Fındık sanayinin teşvik edilmesi şart

Karadeniz Ekonomi'nin bu haftaki konuğu Erçal Grup’un Yönetim Kurulu Başkanı Burhan Erçal oldu. Ekonomi ve Finans yazarı Murat Gürsoy'un sorularını cevaplayan Erçal, önemli konulara değindi.

info@karadenizekonomi.com / 18.04.2018

Fındık sanayinin teşvik edilmesi şart


Bu sayımızın sohbet konuğu Ordu’nun Kumru ilçesinde tarımsal ürün ticareti ile başlayıp, fındıkla gelişen, otomotiv sektöründe birçok ünlü markanın bayiliği ile devam eden, inşaattan hizmet sektörüne kadar birçok alanda başarılı girişime imza atan Erçal Grup’un Yönetim Kurulu Başkanı Burhan Erçal.
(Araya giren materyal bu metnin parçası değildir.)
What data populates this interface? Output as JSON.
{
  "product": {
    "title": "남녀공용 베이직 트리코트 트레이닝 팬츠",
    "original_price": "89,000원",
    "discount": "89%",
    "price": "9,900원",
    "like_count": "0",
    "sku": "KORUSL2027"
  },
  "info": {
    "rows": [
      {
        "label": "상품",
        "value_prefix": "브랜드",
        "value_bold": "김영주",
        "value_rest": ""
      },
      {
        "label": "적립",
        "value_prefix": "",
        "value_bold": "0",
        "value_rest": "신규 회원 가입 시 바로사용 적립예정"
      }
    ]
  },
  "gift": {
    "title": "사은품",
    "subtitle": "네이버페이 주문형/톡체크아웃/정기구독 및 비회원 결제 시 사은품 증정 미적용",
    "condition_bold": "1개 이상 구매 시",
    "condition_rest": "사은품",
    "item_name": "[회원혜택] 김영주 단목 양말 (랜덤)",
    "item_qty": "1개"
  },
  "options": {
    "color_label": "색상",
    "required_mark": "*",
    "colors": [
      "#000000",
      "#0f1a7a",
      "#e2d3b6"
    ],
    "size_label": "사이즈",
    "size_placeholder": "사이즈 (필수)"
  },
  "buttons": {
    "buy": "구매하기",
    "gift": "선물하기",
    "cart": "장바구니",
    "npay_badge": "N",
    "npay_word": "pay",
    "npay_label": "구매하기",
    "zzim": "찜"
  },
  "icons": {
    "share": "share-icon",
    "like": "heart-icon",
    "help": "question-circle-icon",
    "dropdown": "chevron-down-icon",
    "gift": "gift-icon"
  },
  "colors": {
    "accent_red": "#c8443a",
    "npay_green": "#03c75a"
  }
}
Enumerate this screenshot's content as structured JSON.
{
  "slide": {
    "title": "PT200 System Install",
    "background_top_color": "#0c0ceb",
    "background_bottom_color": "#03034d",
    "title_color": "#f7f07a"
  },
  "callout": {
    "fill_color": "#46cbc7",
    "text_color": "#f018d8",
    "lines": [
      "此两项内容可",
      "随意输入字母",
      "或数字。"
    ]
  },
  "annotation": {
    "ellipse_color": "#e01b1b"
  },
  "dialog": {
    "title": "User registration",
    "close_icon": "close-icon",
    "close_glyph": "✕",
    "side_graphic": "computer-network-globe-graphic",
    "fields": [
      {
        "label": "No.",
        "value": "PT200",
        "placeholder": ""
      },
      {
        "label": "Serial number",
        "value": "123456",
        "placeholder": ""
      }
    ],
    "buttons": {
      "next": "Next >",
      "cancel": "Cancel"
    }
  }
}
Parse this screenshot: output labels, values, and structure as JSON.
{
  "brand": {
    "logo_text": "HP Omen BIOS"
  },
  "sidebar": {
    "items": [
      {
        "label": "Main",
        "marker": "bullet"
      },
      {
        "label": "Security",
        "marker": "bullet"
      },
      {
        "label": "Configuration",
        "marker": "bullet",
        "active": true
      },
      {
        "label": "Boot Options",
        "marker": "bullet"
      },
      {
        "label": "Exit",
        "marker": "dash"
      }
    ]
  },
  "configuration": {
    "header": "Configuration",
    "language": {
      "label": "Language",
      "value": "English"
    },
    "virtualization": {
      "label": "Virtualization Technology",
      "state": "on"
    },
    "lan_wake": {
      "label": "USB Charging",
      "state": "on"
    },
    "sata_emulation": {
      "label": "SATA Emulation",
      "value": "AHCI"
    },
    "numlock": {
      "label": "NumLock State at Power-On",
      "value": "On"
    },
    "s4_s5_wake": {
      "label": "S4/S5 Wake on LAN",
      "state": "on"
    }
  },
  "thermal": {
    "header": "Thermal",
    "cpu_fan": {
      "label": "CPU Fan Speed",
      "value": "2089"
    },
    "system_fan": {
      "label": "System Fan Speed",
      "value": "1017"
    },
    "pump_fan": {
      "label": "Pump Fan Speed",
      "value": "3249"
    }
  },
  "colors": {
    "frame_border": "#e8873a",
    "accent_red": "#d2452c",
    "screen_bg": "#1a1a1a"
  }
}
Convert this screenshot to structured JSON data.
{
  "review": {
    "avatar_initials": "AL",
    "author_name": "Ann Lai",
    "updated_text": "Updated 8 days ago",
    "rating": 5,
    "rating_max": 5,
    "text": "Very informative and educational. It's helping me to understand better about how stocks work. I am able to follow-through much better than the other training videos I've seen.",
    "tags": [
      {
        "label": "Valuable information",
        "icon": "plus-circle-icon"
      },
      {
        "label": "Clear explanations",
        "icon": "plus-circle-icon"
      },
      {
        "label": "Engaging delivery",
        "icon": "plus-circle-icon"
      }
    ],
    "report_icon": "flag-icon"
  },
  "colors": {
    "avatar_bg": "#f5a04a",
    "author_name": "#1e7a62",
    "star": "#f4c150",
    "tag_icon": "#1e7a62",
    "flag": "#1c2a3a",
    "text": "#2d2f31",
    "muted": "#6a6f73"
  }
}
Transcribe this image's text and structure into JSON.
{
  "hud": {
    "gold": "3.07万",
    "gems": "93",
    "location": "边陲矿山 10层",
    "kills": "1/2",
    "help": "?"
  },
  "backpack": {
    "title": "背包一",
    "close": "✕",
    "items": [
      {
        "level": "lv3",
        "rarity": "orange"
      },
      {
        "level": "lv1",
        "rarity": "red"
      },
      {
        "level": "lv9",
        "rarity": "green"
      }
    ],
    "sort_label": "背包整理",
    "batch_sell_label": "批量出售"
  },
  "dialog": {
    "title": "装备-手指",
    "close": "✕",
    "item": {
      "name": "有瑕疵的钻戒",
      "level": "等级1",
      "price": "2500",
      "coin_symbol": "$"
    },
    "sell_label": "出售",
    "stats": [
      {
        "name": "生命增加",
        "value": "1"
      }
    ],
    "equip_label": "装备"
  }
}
Kendisi ile şu anda yüzlerce kişiyi istihdam eden şirketin yükseliş sürecini, kurumsallaşmasını ile fındık sektörünü, ulusal ve bölgesel kalkınmaya yönelik teşvikleri konuştuk. İşte açıklamalar...

-Sayın Erçal, kendinizi tanıtır mısınız?

-1973 yılı Ordu-Kumru doğumluyum. Evliyim. 3 çocuğum var. Erçal Grup yönetim kurulu başkanıyım. İlk-Orta ve Lise öğrenimimi Kumru’da tamamladım. Anadolu Üniversitesi Çalışma Ekonomisi Endüstri İlişkiler bölümünü bitirdim. Daha sonra işletme yüksek lisansını yaptım. 1990 yılından bu yana şirket yönetimindeyim. 1992 yılında Kumru’da açtığımız fındık fabrikasının yöneticiliği ile liseyi bitirdiğim yıllarda iş hayatına atıldım. Yeni kurduğumuz fındık fabrikasının 2 yıl yöneticiliğini yaptım. Daha sonra ağabeyimle Samsun’a geldik. Burada ağır vasıta satışı konusunda ticarete başladık.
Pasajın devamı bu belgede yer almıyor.